C.K. : Oui. La droite insiste le rôle de l’Église et des « grands hommes », essentiellement issus de l’armée. À gauche, un historien marxiste comme Yannis Kordatos a remis en question dans l’entre-deux guerres le rôle de l’Église et des élites de la révolution. Cette analyse insiste sur l’aspect social et l’émancipation du peuple. Ainsi, selon un schéma binaire, dans l’interprétation de droite, le protagoniste est la nation, tandis qu’à gauche, c’est le peuple. En réalité, les deux courants ont besoin d’une légitimation historique. Le recours à l’histoire est une légitimation pour le présent. On a tous besoin d’ancêtres !
“À certaines périodes de l’histoire, les Bulgares étaient des ennemis bien plus redoutables que les Turcs ! Aujourd’hui, nous les avons oubliés....”
CdB : Est-il possible de dire que l’identité grecque s’est fondée sur une langue et une religion, ainsi que sur l’opposition à la Turquie ?
C.K. : Elle est assurément fondée sur la langue et la religion, mais également sur le mythe des origines, avec l’idée d’une continuité historique depuis la Grèce antique - ce qui est du reste un élément commun à tous les nationalismes européens du XIXe siècle. Mais chaque nation a un ennemi préféré. Les Français et les Allemands, les Turcs et les Grecs, les Roumains et les Bulgares... Pour les Grecs, la révolution s’est faite contre l’Empire ottoman, voire contre les Turcs, un terme déjà utilisé à l’époque. Par la suite, toute l’histoire grecque jusqu’à 1923 est celle d’un conflit avec les Turcs, et cette histoire se poursuit après la Seconde Guerre mondiale, avec le conflit de Chypre ou même, aujourd’hui, les antagonismes en Mer Egée. Pourtant, à certaines périodes de l’histoire, les Bulgares étaient des ennemis bien plus redoutables que les Turcs ! Aujourd’hui, nous les avons oubliés....
CdB : Pourquoi ?
C.K. : Cela dépend de l’actualité, des relations internationales de chaque époque. Il existe des ennemis conjoncturels. C’est le présent qui définit qui est l’ennemi.

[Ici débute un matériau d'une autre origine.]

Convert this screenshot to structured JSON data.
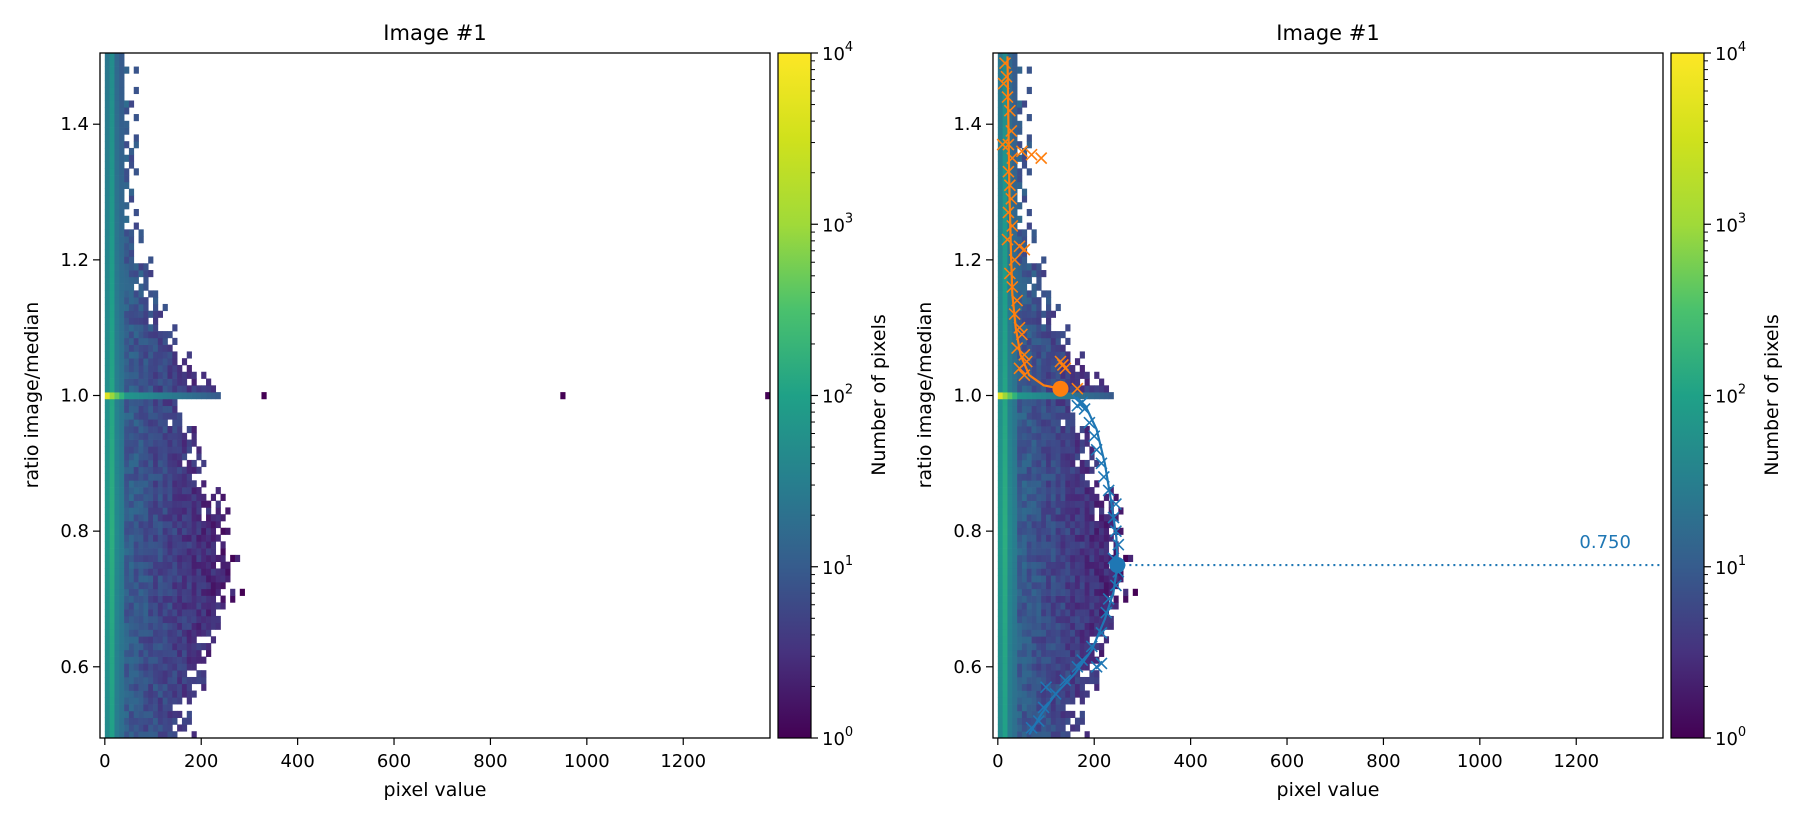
{
  "chart_data": [
    {
      "type": "heatmap",
      "title": "Image #1",
      "xlabel": "pixel value",
      "ylabel": "ratio image/median",
      "xlim": [
        -10,
        1380
      ],
      "ylim": [
        0.495,
        1.505
      ],
      "xticks": [
        0,
        200,
        400,
        600,
        800,
        1000,
        1200
      ],
      "yticks": [
        0.6,
        0.8,
        1.0,
        1.2,
        1.4
      ],
      "xtick_labels": [
        "0",
        "200",
        "400",
        "600",
        "800",
        "1000",
        "1200"
      ],
      "ytick_labels": [
        "0.6",
        "0.8",
        "1.0",
        "1.2",
        "1.4"
      ],
      "colorbar": {
        "label": "Number of pixels",
        "scale": "log",
        "range": [
          1,
          10000
        ],
        "colormap": "viridis",
        "ticks": [
          {
            "base": "10",
            "exp": "0"
          },
          {
            "base": "10",
            "exp": "1"
          },
          {
            "base": "10",
            "exp": "2"
          },
          {
            "base": "10",
            "exp": "3"
          },
          {
            "base": "10",
            "exp": "4"
          }
        ]
      },
      "ratio_one_row": {
        "y": 1.0,
        "peak_count": 10000
      },
      "outliers": [
        {
          "x": 330,
          "y": 1.0,
          "count": 1
        },
        {
          "x": 950,
          "y": 1.0,
          "count": 1
        },
        {
          "x": 1375,
          "y": 1.0,
          "count": 1
        }
      ]
    },
    {
      "type": "heatmap",
      "title": "Image #1",
      "xlabel": "pixel value",
      "ylabel": "ratio image/median",
      "xlim": [
        -10,
        1380
      ],
      "ylim": [
        0.495,
        1.505
      ],
      "xticks": [
        0,
        200,
        400,
        600,
        800,
        1000,
        1200
      ],
      "yticks": [
        0.6,
        0.8,
        1.0,
        1.2,
        1.4
      ],
      "xtick_labels": [
        "0",
        "200",
        "400",
        "600",
        "800",
        "1000",
        "1200"
      ],
      "ytick_labels": [
        "0.6",
        "0.8",
        "1.0",
        "1.2",
        "1.4"
      ],
      "colorbar": {
        "label": "Number of pixels",
        "scale": "log",
        "range": [
          1,
          10000
        ],
        "colormap": "viridis",
        "ticks": [
          {
            "base": "10",
            "exp": "0"
          },
          {
            "base": "10",
            "exp": "1"
          },
          {
            "base": "10",
            "exp": "2"
          },
          {
            "base": "10",
            "exp": "3"
          },
          {
            "base": "10",
            "exp": "4"
          }
        ]
      },
      "overlays": [
        {
          "color": "#ff7f0e",
          "fit_curve": [
            [
              20,
              1.5
            ],
            [
              22,
              1.4
            ],
            [
              24,
              1.3
            ],
            [
              27,
              1.22
            ],
            [
              30,
              1.15
            ],
            [
              37,
              1.1
            ],
            [
              47,
              1.06
            ],
            [
              65,
              1.03
            ],
            [
              95,
              1.015
            ],
            [
              130,
              1.01
            ]
          ],
          "markers": [
            [
              15,
              1.49
            ],
            [
              18,
              1.47
            ],
            [
              12,
              1.46
            ],
            [
              20,
              1.44
            ],
            [
              25,
              1.42
            ],
            [
              28,
              1.39
            ],
            [
              22,
              1.37
            ],
            [
              10,
              1.37
            ],
            [
              30,
              1.35
            ],
            [
              50,
              1.36
            ],
            [
              70,
              1.355
            ],
            [
              90,
              1.35
            ],
            [
              22,
              1.33
            ],
            [
              25,
              1.31
            ],
            [
              28,
              1.29
            ],
            [
              22,
              1.27
            ],
            [
              30,
              1.25
            ],
            [
              20,
              1.23
            ],
            [
              45,
              1.22
            ],
            [
              55,
              1.215
            ],
            [
              35,
              1.2
            ],
            [
              25,
              1.18
            ],
            [
              30,
              1.16
            ],
            [
              40,
              1.14
            ],
            [
              35,
              1.12
            ],
            [
              45,
              1.1
            ],
            [
              50,
              1.09
            ],
            [
              40,
              1.07
            ],
            [
              55,
              1.06
            ],
            [
              60,
              1.05
            ],
            [
              45,
              1.04
            ],
            [
              55,
              1.03
            ],
            [
              130,
              1.05
            ],
            [
              135,
              1.045
            ],
            [
              140,
              1.04
            ],
            [
              165,
              1.01
            ]
          ],
          "key_point": {
            "x": 130,
            "y": 1.01
          }
        },
        {
          "color": "#1f77b4",
          "fit_curve": [
            [
              65,
              0.5
            ],
            [
              90,
              0.53
            ],
            [
              120,
              0.56
            ],
            [
              160,
              0.59
            ],
            [
              195,
              0.625
            ],
            [
              222,
              0.67
            ],
            [
              240,
              0.71
            ],
            [
              248,
              0.75
            ],
            [
              246,
              0.79
            ],
            [
              236,
              0.84
            ],
            [
              222,
              0.9
            ],
            [
              205,
              0.95
            ],
            [
              185,
              0.98
            ],
            [
              155,
              1.0
            ]
          ],
          "markers": [
            [
              70,
              0.51
            ],
            [
              85,
              0.52
            ],
            [
              95,
              0.54
            ],
            [
              100,
              0.57
            ],
            [
              120,
              0.56
            ],
            [
              140,
              0.58
            ],
            [
              165,
              0.6
            ],
            [
              175,
              0.61
            ],
            [
              205,
              0.6
            ],
            [
              215,
              0.605
            ],
            [
              195,
              0.63
            ],
            [
              215,
              0.65
            ],
            [
              225,
              0.68
            ],
            [
              230,
              0.7
            ],
            [
              245,
              0.72
            ],
            [
              250,
              0.74
            ],
            [
              240,
              0.76
            ],
            [
              250,
              0.78
            ],
            [
              245,
              0.8
            ],
            [
              240,
              0.82
            ],
            [
              245,
              0.84
            ],
            [
              230,
              0.86
            ],
            [
              220,
              0.88
            ],
            [
              215,
              0.9
            ],
            [
              205,
              0.92
            ],
            [
              200,
              0.94
            ],
            [
              190,
              0.96
            ],
            [
              180,
              0.98
            ],
            [
              175,
              0.99
            ],
            [
              165,
              0.985
            ]
          ],
          "key_point": {
            "x": 248,
            "y": 0.75
          },
          "hline": {
            "y": 0.75,
            "label": "0.750"
          }
        }
      ]
    }
  ]
}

CdB : La Turquie serait-elle néanmoins « l’ennemi héréditaire » de la Grèce ? Un « frère ennemi » ? Un « voisin encombrant » ?
C.K. : La Turquie est perçue comme un « ennemi héréditaire », mais en réalité, la Turquie est un voisin et les deux peuples entretiennent des relations amicales et des solidarités. Au quotidien, nous ne percevons pas les Turcs comme des « autres ». Nous sommes proches les uns des autres. Le terme de « frère ennemi » est peut-être plus exact. D’ailleurs, nous partageons beaucoup de choses, comme la cuisine ou la musique. Au niveau culturel, nous partageons un passé et un présent communs. Au niveau politique, des affrontements peuvent, certes, arriver entre voisins, mais ils dépendent surtout du régime politique qui prévaut chez le voisin - et ceci marche bien sûr dans les deux sens.